Samarinda, intuisi.co- Unicef atau United Nations Children’s Fund, belum lama ini membeberkan fakta yang bikin geleng kepala. Disebutkan, hampir 70 persen dari 20.000 sumber air minum rumah tangga di Indonesia tercemar tinja atau kotoran.
Kenyataan yang bikin mulut terbuka lebar itu kemudian menggerakkan organisasi PBB tersebut untuk meluncurkan kampanye sanitasi aman. Tajuknya #DihantuiTai. Hingga kini campaign ini masih berlanjut.
Sejatinya Unicef memperoleh data tersebut dari studi kualitas air minum rumah tangga yang digelar oleh Kementerian Kesehatan pada 2020 lalu. Dalam penelitian ini juga terungkap bila pencemaran tersebut juga mengakibatkan sakit diare.
“Sanitasi yang tidak dikelola baik bisa lemahkan daya tahan tubuh anak. Dampaknya bisa permanen, bahkan kematian,” ujar Robert Gass, Perwakilan Sementara Unicef di Indonesia.
Indonesia memang sudah mencapai kemajuan signifikan dalam mutu sanitasi dasar. Namun, angka rumah tangga yang punya sarana toilet dengan sambungan tangki septik kurang dari 8 persen. Akibatnya, limbah tinja tak terkelola baik dan mencemari lingkungan sekitar.
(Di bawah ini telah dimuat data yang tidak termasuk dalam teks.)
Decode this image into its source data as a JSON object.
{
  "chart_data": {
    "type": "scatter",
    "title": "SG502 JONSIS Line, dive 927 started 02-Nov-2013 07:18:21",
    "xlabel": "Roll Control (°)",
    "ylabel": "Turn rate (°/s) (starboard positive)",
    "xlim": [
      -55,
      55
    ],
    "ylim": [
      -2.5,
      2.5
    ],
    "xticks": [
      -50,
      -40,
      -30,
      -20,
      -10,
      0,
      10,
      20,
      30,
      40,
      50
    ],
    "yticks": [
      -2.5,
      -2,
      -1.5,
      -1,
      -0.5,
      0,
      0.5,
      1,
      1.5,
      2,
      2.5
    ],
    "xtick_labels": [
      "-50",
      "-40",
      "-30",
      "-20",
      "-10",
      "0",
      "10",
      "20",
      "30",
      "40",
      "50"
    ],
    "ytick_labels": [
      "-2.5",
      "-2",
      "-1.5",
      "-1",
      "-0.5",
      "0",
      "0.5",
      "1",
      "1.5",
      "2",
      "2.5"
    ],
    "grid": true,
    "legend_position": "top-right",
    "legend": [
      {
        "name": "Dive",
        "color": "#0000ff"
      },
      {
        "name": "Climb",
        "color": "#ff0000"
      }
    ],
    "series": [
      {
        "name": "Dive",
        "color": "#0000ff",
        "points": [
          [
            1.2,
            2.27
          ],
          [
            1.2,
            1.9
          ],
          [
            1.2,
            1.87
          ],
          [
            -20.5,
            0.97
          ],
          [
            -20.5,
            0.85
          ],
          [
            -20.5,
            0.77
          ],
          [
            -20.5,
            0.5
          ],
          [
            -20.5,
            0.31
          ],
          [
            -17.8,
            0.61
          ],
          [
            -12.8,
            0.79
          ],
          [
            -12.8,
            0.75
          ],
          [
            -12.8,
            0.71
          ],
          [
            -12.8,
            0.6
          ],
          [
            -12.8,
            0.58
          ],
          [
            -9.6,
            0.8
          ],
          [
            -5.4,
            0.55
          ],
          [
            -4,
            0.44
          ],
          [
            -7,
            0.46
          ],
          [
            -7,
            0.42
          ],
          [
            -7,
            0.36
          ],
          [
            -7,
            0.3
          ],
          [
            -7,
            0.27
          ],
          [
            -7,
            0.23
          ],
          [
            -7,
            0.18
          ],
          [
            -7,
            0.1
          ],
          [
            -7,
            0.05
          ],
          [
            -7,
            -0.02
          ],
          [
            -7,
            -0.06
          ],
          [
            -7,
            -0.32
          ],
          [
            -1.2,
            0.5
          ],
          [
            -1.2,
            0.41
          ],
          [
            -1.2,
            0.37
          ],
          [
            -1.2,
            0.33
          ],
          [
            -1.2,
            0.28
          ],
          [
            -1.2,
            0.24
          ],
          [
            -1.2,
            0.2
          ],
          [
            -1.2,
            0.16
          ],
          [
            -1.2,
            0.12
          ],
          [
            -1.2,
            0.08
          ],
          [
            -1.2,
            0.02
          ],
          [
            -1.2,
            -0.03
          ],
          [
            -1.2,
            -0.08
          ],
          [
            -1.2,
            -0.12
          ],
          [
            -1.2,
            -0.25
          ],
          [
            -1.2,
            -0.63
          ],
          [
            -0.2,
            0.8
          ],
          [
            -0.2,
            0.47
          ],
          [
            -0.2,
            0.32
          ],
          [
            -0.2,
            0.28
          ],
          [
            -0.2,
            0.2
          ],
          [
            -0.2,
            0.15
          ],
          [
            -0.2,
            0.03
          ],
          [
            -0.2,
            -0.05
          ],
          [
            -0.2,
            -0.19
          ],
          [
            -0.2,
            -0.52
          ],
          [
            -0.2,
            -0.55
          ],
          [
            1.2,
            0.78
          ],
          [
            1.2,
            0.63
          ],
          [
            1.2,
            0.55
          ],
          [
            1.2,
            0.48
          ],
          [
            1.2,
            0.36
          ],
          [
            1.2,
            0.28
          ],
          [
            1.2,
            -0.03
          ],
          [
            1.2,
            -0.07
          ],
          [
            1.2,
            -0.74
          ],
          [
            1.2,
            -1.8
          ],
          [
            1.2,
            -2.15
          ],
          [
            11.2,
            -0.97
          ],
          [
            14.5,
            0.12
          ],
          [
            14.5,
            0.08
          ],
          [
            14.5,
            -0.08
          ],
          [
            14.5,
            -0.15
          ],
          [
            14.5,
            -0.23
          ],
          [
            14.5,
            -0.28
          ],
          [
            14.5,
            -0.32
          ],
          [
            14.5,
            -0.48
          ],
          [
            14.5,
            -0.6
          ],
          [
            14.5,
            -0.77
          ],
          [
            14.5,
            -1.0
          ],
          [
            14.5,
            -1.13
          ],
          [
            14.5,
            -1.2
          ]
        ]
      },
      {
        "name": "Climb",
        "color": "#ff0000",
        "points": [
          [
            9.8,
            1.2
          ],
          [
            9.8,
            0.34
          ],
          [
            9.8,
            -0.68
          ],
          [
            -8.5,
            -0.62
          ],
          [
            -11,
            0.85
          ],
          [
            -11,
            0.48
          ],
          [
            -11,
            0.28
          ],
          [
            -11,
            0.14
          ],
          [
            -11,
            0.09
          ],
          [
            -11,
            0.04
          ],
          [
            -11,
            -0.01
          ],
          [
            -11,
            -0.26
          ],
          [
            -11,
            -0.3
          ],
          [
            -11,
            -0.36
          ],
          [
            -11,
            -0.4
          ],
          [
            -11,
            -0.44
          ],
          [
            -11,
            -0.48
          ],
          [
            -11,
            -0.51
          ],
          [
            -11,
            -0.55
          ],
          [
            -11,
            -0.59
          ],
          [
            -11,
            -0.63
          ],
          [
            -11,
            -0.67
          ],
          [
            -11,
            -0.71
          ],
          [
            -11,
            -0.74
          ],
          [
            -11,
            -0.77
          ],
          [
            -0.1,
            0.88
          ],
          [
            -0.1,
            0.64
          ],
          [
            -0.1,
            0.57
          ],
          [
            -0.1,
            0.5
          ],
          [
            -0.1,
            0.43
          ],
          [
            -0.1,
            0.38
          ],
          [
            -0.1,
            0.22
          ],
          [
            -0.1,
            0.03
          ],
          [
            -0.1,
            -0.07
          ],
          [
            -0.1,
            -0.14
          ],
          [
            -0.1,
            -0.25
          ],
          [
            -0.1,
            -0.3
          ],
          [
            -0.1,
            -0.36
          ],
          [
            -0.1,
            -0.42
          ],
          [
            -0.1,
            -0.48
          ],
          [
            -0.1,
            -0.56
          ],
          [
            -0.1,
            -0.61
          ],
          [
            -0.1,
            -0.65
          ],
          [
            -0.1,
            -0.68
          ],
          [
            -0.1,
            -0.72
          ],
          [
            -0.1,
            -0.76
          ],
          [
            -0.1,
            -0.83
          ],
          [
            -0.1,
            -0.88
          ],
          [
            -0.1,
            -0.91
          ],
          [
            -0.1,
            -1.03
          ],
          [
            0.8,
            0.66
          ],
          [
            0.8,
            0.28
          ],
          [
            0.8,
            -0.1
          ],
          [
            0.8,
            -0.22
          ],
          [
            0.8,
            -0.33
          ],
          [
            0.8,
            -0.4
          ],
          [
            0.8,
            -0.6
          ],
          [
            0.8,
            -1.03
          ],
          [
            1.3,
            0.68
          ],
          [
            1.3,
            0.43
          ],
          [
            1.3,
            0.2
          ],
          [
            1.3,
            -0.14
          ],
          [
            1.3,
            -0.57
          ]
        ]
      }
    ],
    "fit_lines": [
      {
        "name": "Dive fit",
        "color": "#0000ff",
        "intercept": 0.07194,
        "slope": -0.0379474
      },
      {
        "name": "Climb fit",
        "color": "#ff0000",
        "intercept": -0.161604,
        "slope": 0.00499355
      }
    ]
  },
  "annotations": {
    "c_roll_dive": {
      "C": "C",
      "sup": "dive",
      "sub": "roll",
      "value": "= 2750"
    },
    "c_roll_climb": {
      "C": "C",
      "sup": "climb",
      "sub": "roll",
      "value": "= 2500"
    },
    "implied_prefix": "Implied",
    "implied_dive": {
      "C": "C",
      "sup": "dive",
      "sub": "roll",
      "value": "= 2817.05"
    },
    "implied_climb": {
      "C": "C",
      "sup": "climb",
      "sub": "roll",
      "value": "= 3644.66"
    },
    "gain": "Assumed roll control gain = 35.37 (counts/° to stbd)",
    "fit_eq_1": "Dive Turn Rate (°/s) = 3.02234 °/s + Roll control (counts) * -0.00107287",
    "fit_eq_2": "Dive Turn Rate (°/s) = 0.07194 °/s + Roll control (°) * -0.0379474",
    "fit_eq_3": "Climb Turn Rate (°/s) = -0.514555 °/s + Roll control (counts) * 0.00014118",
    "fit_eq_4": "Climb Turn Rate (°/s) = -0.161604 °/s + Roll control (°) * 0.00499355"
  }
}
“Ada begitu banyak anak yang tinggal di daerah-daerah terdampak sanitasi tidak aman dan hal ini mengancam setiap aspek pertumbuhan mereka,” tutur Gass.
Kampanye Unicef ini bertujuan memberikan pemahaman kepada keluarga-keluarga Indonesia tentang sanitasi aman, serta dampak pencemaran sumber air oleh tinja terhadap kesehatan. Mereka pun menyerukan agar senantiasa memasang, memeriksa, atau mengganti tangki septik di rumah.
“Unicef telah meluncurkan situs cekidot.org yang berisi kiat-kiat praktis untuk memastikan keamanan tangki septik dan lainnya,” imbuhnya.
Unicef Beri Peringatan Soal Sanitasi Bersih
Kendati demikian, kata dia, salah satu tantangan utama dalam meningkatkan akses ke sanitasi aman adalah kesadaran masyarakat yang rendah terhadap risiko kesehatan. Pun demikian dengan frekuensi pengurasan tangki yang juga rendah.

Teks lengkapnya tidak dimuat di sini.